The world’s economies are recovering slowly and were expected to continue the trend into 2017, which bodes well for beef demand and live cattle markets.

Economists will say people will use extra income to better their way of life, and short-term pleasures will take precedence over long-term objectives first.  To that end, increases in income will generate increased food demand, and most will make changes in their protein demand and consumption as soon as possible.

The poorest of the poor will make adjustments in total volume of food, but once this demand is met, adjustments in quality, which translates into a sense of better quality of life will be dealt into the mix of food items purchased and consumed.

As people work their way up the economic ladder, more of them will be able to afford the most expensive of proteins – beef.  And, as they increase in income level, they can afford increasingly better quality of beef meat and beef for eating pleasure.




That puts US beef in the crosshairs of a rising number of people in an economic recovery.  US beef has a reputation for being grain fed in a confinement facility (feedlot).

The combination of high-energy feed and no strenuous exercise for the last few months of their lives leads to a fattier and more tender beef product with a higher level of pleasure while eating.  This is far from sustenance eating, but as a greater number of the world’s consumers reach this level of consumption, it will create a greater level of buying interest.

And since any one type of product (US beef) is limited in supply, the price for this product goes higher with increased demand.

It takes longer for US beef to make inroads into an emerging economy, but once the taste for US product is in place (demand), market sources say the buying interest resurfaces quickly as economic conditions improve.

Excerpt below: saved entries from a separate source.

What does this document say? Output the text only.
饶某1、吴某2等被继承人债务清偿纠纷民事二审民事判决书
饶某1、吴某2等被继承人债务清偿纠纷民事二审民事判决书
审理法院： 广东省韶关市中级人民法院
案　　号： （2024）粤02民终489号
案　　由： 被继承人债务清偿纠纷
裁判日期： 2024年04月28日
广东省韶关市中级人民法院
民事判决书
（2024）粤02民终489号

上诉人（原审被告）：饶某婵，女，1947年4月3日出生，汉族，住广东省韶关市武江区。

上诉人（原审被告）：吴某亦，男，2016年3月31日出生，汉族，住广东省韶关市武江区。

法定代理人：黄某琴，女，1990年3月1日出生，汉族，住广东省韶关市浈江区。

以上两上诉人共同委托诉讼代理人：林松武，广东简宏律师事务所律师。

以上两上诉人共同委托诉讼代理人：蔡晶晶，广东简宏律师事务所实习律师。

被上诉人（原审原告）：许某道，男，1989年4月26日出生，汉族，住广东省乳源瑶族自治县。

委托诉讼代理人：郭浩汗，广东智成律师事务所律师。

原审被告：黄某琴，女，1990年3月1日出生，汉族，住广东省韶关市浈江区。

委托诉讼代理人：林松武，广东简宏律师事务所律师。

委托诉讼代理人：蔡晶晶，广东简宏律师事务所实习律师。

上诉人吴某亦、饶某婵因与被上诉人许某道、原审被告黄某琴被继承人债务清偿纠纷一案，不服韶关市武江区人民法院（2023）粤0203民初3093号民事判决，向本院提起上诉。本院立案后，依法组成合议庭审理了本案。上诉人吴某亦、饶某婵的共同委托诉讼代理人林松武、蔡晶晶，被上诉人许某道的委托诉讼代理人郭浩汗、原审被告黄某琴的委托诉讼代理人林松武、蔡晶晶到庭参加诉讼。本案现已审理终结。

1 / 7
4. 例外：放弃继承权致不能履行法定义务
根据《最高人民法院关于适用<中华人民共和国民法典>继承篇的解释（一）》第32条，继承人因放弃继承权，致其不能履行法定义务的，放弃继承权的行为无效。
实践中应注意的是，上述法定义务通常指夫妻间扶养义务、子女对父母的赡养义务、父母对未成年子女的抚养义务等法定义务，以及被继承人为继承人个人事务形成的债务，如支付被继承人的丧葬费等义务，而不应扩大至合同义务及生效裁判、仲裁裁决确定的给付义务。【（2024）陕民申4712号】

The International Monetary Fund, in its latest “World Economic Outlook,” said it expected to see continued herky-jerky economic recovery around the world in 2017 based on aggressive monetary and fiscal policy, inflow of capital into emerging economies and an end to the falling prices of natural resources.

Global economic recovery was expected to continue in the industrialized nations as the corporate sector recovers.  US growth likely will accelerate, the IMF said, supported by aggressive fiscal policy.

However, the economies of Japan and Europe were expected to continue the 2016 trend of low growth as they are weighed down by uncertainty.

As the US forges ahead, currency exchanges likely will see the US dollar strengthen.  The IMF didn’t say so, but a higher greenback will hinder growth in US exports, including beef, unless consumers see it as a sign that everything is improving.




Average auction prices last Wednesday were $2.71 per cwt higher at $115.39, versus $112.68 a week earlier.  Cash cattle then traded in Nebraska at $115 to $116.50 on a live basis followed by trades elsewhere up to $118 on Thursday and Friday.  Dressed-basis trades ranged from $188 to $190.

That compares with last week’s full range of $113.25 to $116 live and $180 dressed.

The USDA’s choice cutout Tuesday was unchanged at $203.33 per cwt, while select was up $0.73 at $193.57.  The choice/select spread narrowed to $9.76 from $10.49 with 100 loads of fabricated product sold into the spot market.

The CME Feeder Cattle Index for the seven days ended Friday was $133.15 per cwt, up $0.72.  This compares with Tuesday’s Jan settlement of $130.20, down $0.25.